We note first that division by zero is not allowed and that for this reason \(2x+5\) may not be equal to zero and that therefore \(x=-{{5}\over{2}}\) is not a solution.

We now distinguish two cases, namely \(2x+5>0\) and \(2x+5<0\).
In both cases we multiply the inequality on both sides by \(2x+5\) because we then get a linear inequality, for which we know there is a solution method.

Suppose \(2x+5>0\), i.e. \(x> -{{5}\over{2}}\). Then we get \(9<-5(2x+5)\).
When we move everything with \(x\) to the left and all constant terms to the right, we get \(10x<-34\).
Then, dvision by the coefficient of \(x\)gives \(x < -{{17}\over{5}}\).
So we have the following system of inequalities: \(x> -{{5}\over{2}}\,\wedge\; x < -{{17}\over{5}}\)
and this simplifies to \(\text{an empty solution set}\).

Suppose \(2x+5<0\), i.e. \(x< -{{5}\over{2}}\).
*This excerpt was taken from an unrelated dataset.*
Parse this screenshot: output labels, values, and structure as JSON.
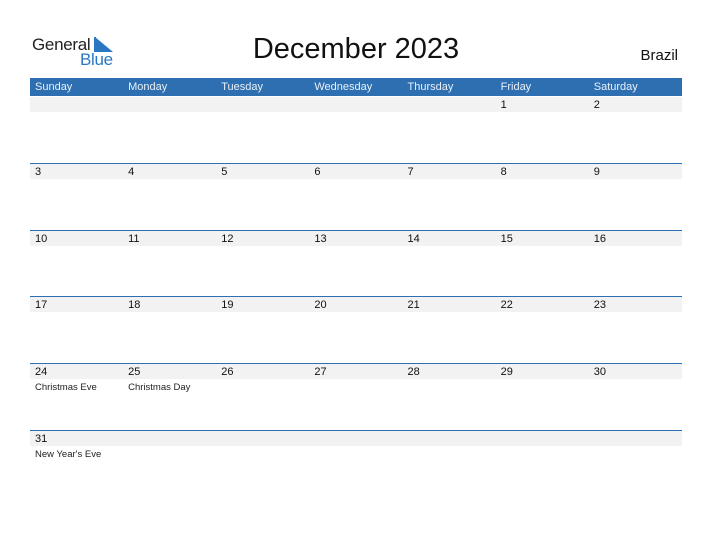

Then we get \(9>-5(2x+5)\).
When we move everything with \(x\) to the left and all constant terms to the right, we get \(10x>-34\).
Then, division by the coefficient of \(x\) gives \(x > -{{17}\over{5}}\).
So we have the following system of inequalities: \(x< -{{5}\over{2}}\,\wedge\; x > -{{17}\over{5}}\)
and this simplifies to \(-{{17}\over{5}}\lt x\lt -{{5}\over{2}}\).

The solution of the original inequality is \(-{{17}\over{5}}\lt x\lt -{{5}\over{2}}\).